Researchers at The Institute of Cancer Research, London, found that using two types of drug known as FGFR inhibitors and EGFR inhibitors together had a more dramatic and longer-lasting effect on tumours in mice than single drug therapy.
The research was funded by Cancer Research UK and is published in the journal Cancer Discovery.
Around 40% of bladder cancers are caused by genetic mutations which over-activate a protein called FGFR3, causing cells to divide uncontrollably. However, treatment is not as simple as just blocking FGFR3.
“Resistance is a major problem,” said study leader Dr Nicholas Turner, head of the molecular oncology team at the Institute of Cancer Research (ICR) and Honorary Consultant in Medical Oncology at The Royal Marsden. “It is difficult to know how tumours will respond to FGFR inhibitors and what causes resistance.”
In the new study, Dr Turner’s team found that resistance to FGFR inhibitors was strongly related to the action of EGFR. EGFR is another protein involved in cell division, and is implicated in the growth of many cancers. The team found that when they blocked FGFR, the activity of EGFR increased to compensate.
The study showed that combining FGFR and EGFR inhibitors significantly increased the overall effectiveness of treatments. Whereas FGFR inhibitors alone did stop tumour growth, they continued to grow rapidly once treatment was stopped. By contrast, combining FGFR and EGFR inhibitors actually caused tumours to shrink and remain reduced after treatment.
Dr Turner said: “We found that combining FGFR and EGFR inhibitors led to sustained tumour reduction, making it a promising treatment strategy. Although other resistances may develop after we block EGFR, we can start by addressing this main resistance and tackle any other issues as they arise.”
Understanding the relationship between FGFR and EGFR could ultimately lead to improved treatments for bladder cancer as well as other cancers with mutated FGFR genes.

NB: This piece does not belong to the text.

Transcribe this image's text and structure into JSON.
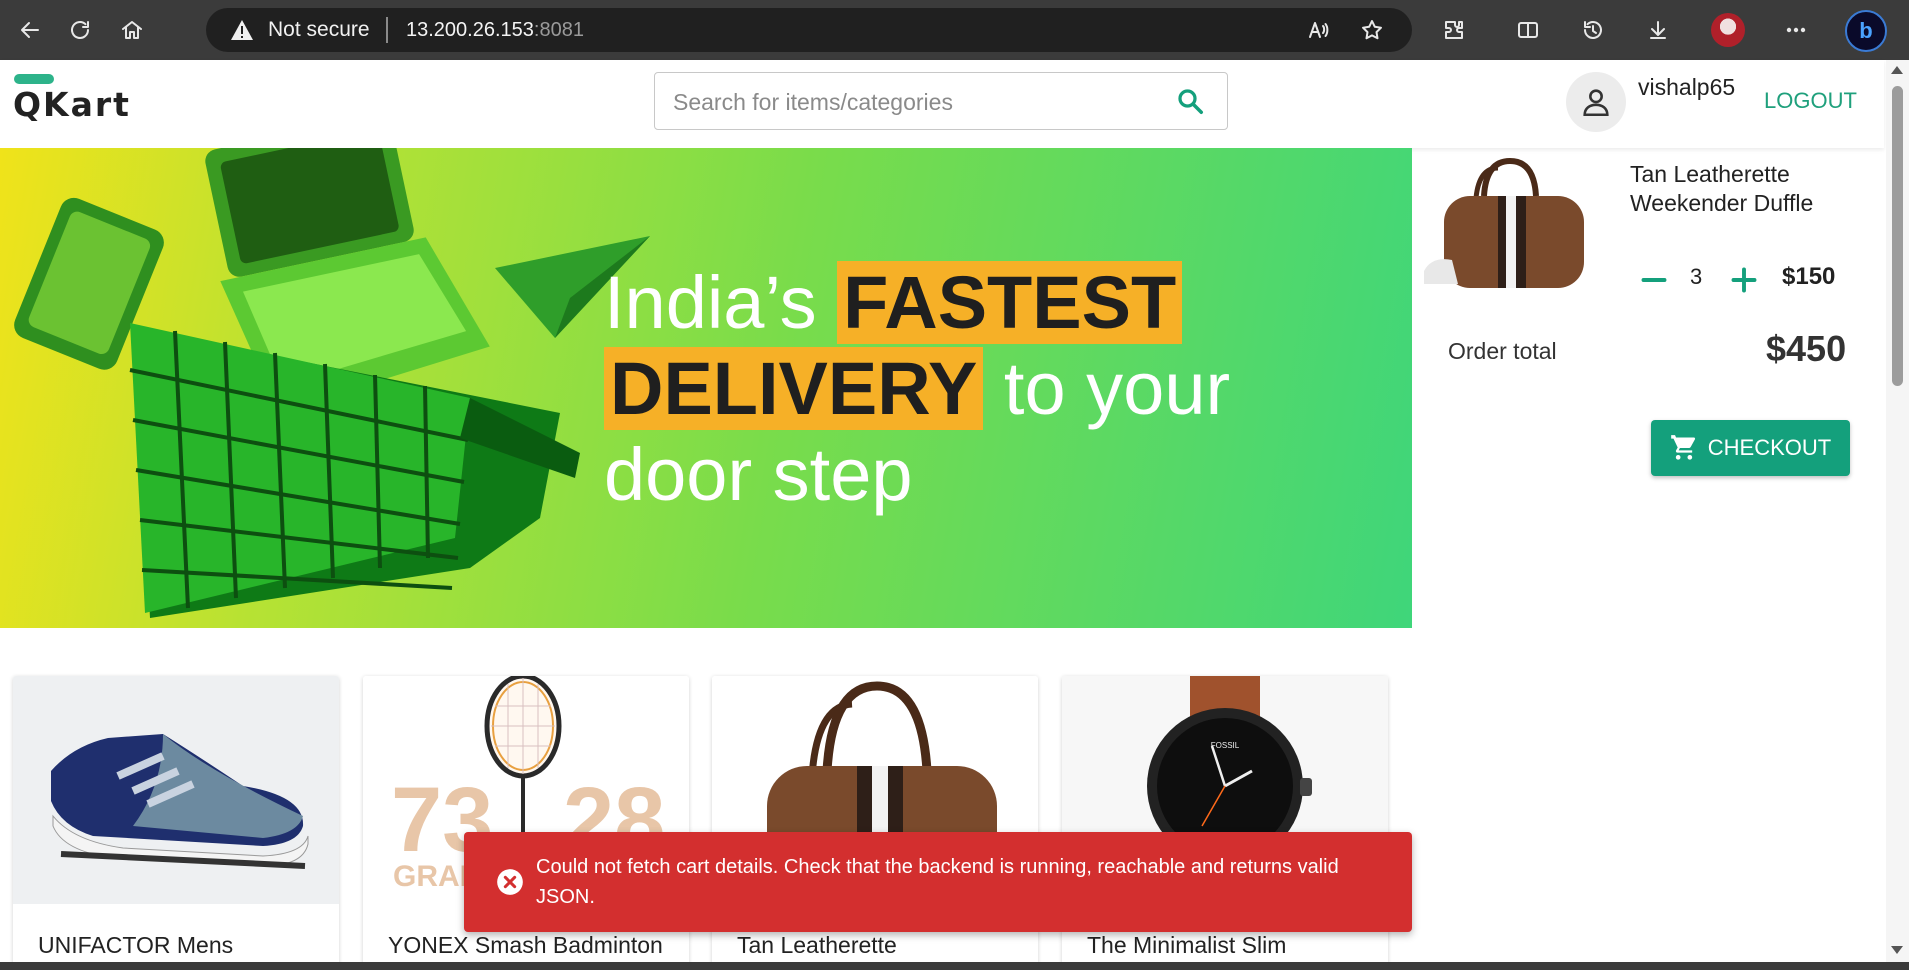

Dr Robert Huddart, Reader in Urological Oncology at the ICR and Consultant Clinical Oncologist at The Royal Marsden, said: “New therapies for bladder cancer are urgently needed, with no major advances in drug treatment for more than 10 years Both FGFR and EGFR mutations seem to be important mutations in bladder cancer development and studies of agents against both mutations are underway in the UK and beyond. This work suggests that a new approach attacking both abnormalities may be more effective and better for patients than attacking each individually. This holds hope for better treatment approaches for bladder cancer patients.”